I got sick twice this winter, probably because I pushed my body too hard in extreme conditions. The first time I missed 10 training days, the second time I missed a week. I also tore ligaments in my toes while running on a snowy, slippery sidewalk. So yeah, I certainly considered throwing in the towel. In the end, it was the advice, support and encouragement of the group that helped me stick with it.

iRun: Are you someone, in general, who would describe themselve as “tough”?
Nah, I wouldn’t say “tough.” Maybe stubborn and determined are better words to describe me.

iRun: Does running get easier as you go along?
It gets easier as your body, lungs and mind adapt. There will always be runs that feel more difficult than they should, but those runs should not define or discourage you.

iRun: What advice would you give a new runner?
Enjoy the process. Trust your training. Stay positive. Find support, either with a local running group or through the larger online running community.

iRun: You’ve already run 5K, 10K and the half marathon. Which of those three events gave you the most profound experience: can you talk about your experiences with racing?
I had done a few running events prior to joining this group, so I knew what racing was like; the excitement and energy of it all. But I ran most of those events alone. For me, our first race (A Midsummer Night’s Run 5K) was the most memorable, simply because I knew so many people participating! I loved the feeling of community, and cheering on everyone I knew.

iRun: We only had something like seven weeks between the half marathon and the marathon. Finishing the half, did you feel like that would be enough time?
From day one, I wondered if the two months between Chilly and Goodlife would be enough. I feel better about it now but in an ideal world, I would have liked another month to get ready for the full.

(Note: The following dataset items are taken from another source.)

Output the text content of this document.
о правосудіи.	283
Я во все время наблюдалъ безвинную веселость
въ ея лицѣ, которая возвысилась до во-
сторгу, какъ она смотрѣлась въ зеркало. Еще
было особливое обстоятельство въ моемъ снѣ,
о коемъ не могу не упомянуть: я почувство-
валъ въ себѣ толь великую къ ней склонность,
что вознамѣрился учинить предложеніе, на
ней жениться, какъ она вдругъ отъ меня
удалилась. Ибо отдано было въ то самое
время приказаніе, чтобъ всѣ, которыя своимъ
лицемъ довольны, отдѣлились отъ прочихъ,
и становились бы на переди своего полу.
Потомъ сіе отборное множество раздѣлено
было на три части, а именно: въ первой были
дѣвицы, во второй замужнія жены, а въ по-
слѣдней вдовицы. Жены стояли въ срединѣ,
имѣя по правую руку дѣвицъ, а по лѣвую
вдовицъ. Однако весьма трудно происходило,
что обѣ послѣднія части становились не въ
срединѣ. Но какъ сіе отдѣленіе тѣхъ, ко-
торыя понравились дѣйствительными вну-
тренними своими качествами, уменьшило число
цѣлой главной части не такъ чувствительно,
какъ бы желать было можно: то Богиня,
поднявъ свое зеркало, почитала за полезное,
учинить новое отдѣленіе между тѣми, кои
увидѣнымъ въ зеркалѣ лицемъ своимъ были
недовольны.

iRun: What does it take to train for the marathon? Do you think its something that anyone could do?
If you’re like me (i.e. not super-speedy) it takes a lot of time to train for the marathon. But if you have desire, passion and willpower, you’ll make the time. So go for it!!

iRun: Finally: Who will be watching you on race day? What do you want to tell your loved ones who might be cheering you on?
My husband, Mark, and my two kids, Owen and Emmett, will be looking out for me on race day. I want to tell them, “I love you guys so much. I couldn’t have done this without your love and support.”